Investigation Of The Plasma-Electrodes Interfaces By Their Participation In The Simulation Region

A plasma torch has many applications and the understanding of the electrical and thermal phenomena that occur inside it is necessary to control its stability and extend its lifetime. Mumerical simulation can provide a powerful tool, however, the good simulation should be close to reality, and unrealistic boundary conditions should not be used in the modeling. In the most of performed studies so far, the simulation region contains only the space between the electrodes (plasma), and the unrealistic boundary conditions have been applied at the electrode surface. Taking such boundary conditions might produced inaccurate results. Certainly, the thermal and electrical properties are not only dependent on the plasma medium but also on the electrodes. In this study, in order to eliminate such boundary conditions, in addition to the plasma passage area, both electrodes are included in the simulation region. Three-dimensional, time-dependent and non-equilibrium simulation is performed and the plasma temperature distribution is predicted.
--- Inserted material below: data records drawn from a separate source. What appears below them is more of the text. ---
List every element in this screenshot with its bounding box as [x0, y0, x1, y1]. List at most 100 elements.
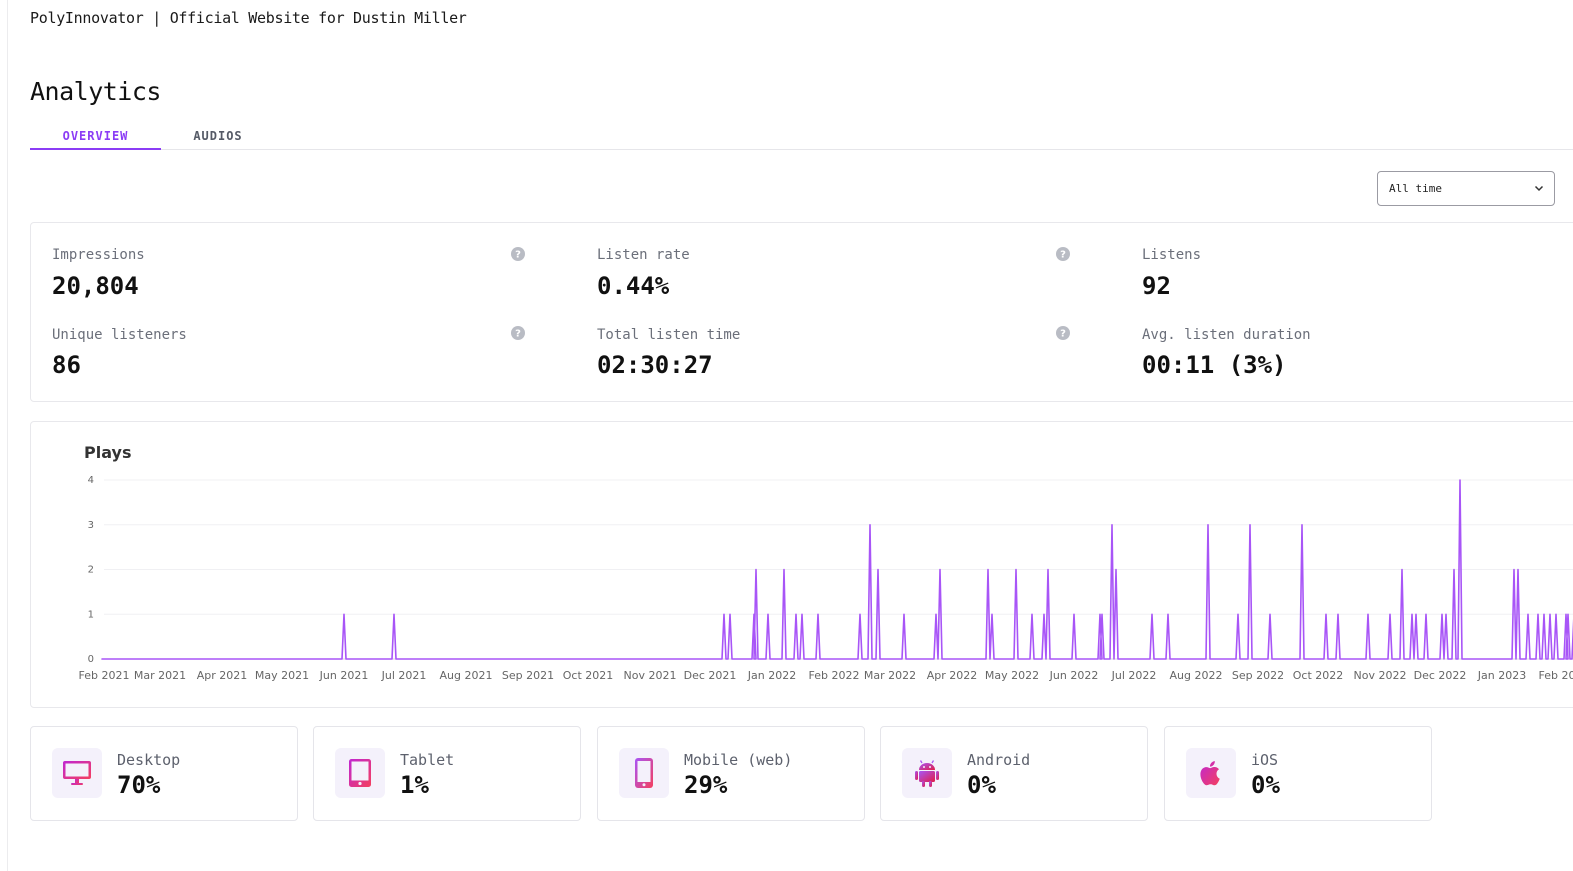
x-tick-label: Jul 2021	[381, 669, 427, 682]
x-tick-label: Aug 2022	[1170, 669, 1223, 682]
listens-label: Listens	[1142, 247, 1202, 263]
data-point	[1401, 568, 1403, 570]
data-point	[1015, 568, 1017, 570]
x-tick-label: May 2021	[255, 669, 309, 682]
data-point	[1167, 613, 1169, 615]
date-range-value: All time	[1389, 182, 1442, 195]
data-point	[939, 568, 941, 570]
total-listen-time-value: 02:30:27	[597, 351, 713, 379]
tab-overview[interactable]: OVERVIEW	[30, 126, 161, 150]
data-point	[795, 613, 797, 615]
y-tick-label: 4	[88, 475, 94, 486]
left-border	[7, 0, 8, 871]
data-point	[1337, 613, 1339, 615]
help-icon[interactable]: ?	[511, 326, 525, 340]
data-point	[723, 613, 725, 615]
data-point	[753, 613, 755, 615]
listen-rate-value: 0.44%	[597, 272, 670, 300]
avg-listen-duration-value: 00:11 (3%)	[1142, 351, 1287, 379]
data-point	[1325, 613, 1327, 615]
data-point	[935, 613, 937, 615]
data-point	[877, 568, 879, 570]
total-listen-time-label: Total listen time	[597, 327, 741, 343]
x-tick-label: Feb 2023	[1539, 669, 1573, 682]
data-point	[987, 568, 989, 570]
tab-bar: OVERVIEW AUDIOS	[30, 126, 1573, 150]
data-point	[1445, 613, 1447, 615]
data-point	[1111, 524, 1113, 526]
x-tick-label: Jul 2022	[1111, 669, 1157, 682]
svg-text:?: ?	[1060, 329, 1066, 340]
chart-title: Plays	[84, 443, 132, 462]
chevron-down-icon	[1534, 185, 1544, 192]
data-point	[1459, 479, 1461, 481]
x-tick-label: Jan 2022	[747, 669, 796, 682]
device-card-ios: iOS 0%	[1164, 726, 1432, 821]
site-title: PolyInnovator | Official Website for Dus…	[30, 9, 467, 27]
data-point	[1249, 524, 1251, 526]
data-point	[1237, 613, 1239, 615]
device-card-desktop: Desktop 70%	[30, 726, 298, 821]
x-tick-label: Apr 2021	[197, 669, 248, 682]
device-value: 0%	[1251, 771, 1280, 799]
x-tick-label: Aug 2021	[440, 669, 493, 682]
date-range-select[interactable]: All time	[1377, 171, 1555, 206]
x-tick-label: Jun 2021	[319, 669, 369, 682]
x-tick-label: Oct 2021	[563, 669, 614, 682]
svg-text:?: ?	[1060, 250, 1066, 261]
data-point	[1549, 613, 1551, 615]
x-tick-label: Feb 2021	[79, 669, 130, 682]
x-tick-label: Sep 2022	[1232, 669, 1284, 682]
data-point	[1389, 613, 1391, 615]
data-point	[869, 524, 871, 526]
tablet-icon	[349, 759, 371, 787]
device-label: Mobile (web)	[684, 751, 793, 769]
help-icon[interactable]: ?	[1056, 247, 1070, 261]
data-point	[1301, 524, 1303, 526]
data-point	[1151, 613, 1153, 615]
data-point	[1269, 613, 1271, 615]
device-card-tablet: Tablet 1%	[313, 726, 581, 821]
data-point	[1567, 613, 1569, 615]
apple-icon	[1200, 761, 1220, 786]
plays-chart-card: Plays 0 1 2 3 4 Feb 2021 Mar 2021 Apr 2021 May 2…	[30, 421, 1573, 708]
unique-listeners-label: Unique listeners	[52, 327, 187, 343]
data-point	[801, 613, 803, 615]
data-point	[991, 613, 993, 615]
unique-listeners-value: 86	[52, 351, 81, 379]
device-value: 0%	[967, 771, 996, 799]
y-tick-label: 3	[88, 520, 94, 531]
help-icon[interactable]: ?	[1056, 326, 1070, 340]
device-value: 1%	[400, 771, 429, 799]
data-point	[1031, 613, 1033, 615]
data-point	[767, 613, 769, 615]
device-label: iOS	[1251, 751, 1279, 769]
tab-audios[interactable]: AUDIOS	[193, 129, 243, 143]
data-point	[903, 613, 905, 615]
page-title: Analytics	[30, 77, 161, 106]
data-point	[1555, 613, 1557, 615]
data-point	[343, 613, 345, 615]
svg-text:?: ?	[515, 250, 521, 261]
x-tick-label: Apr 2022	[927, 669, 978, 682]
x-tick-label: Mar 2022	[864, 669, 916, 682]
device-card-android: Android 0%	[880, 726, 1148, 821]
data-point	[859, 613, 861, 615]
data-point	[1115, 568, 1117, 570]
data-point	[1513, 568, 1515, 570]
data-point	[1367, 613, 1369, 615]
x-tick-label: Dec 2021	[684, 669, 737, 682]
data-point	[1537, 613, 1539, 615]
stats-card: Impressions 20,804 ? Listen rate 0.44% ?…	[30, 222, 1573, 402]
y-tick-label: 1	[88, 609, 94, 620]
x-tick-label: Sep 2021	[502, 669, 554, 682]
x-tick-label: Mar 2021	[134, 669, 186, 682]
data-point	[783, 568, 785, 570]
data-point	[1543, 613, 1545, 615]
data-point	[1073, 613, 1075, 615]
x-tick-label: May 2022	[985, 669, 1039, 682]
device-label: Desktop	[117, 751, 181, 769]
device-label: Android	[967, 751, 1031, 769]
help-icon[interactable]: ?	[511, 247, 525, 261]
data-point	[1527, 613, 1529, 615]
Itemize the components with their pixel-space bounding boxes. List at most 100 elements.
The electric current path along the cathode-plasma-anode is determined without applying any unrealistic boundary conditions. In fact, the obtained result is in good agreement with the experiment. The electric current passes through the tapered section of the anode and this finding is well consistent with that of the eroded experimental sample. The heat transfer coefficient distribution at the anode surface is also obtained. The maximum heat transfer coefficient is about 1.6 x 10(4) W/(m(2) K) at the location of the arc attachment. A comparison with some conventional unrealistic boundary conditions indicates that some of them are inaccurate and need to be reviewed.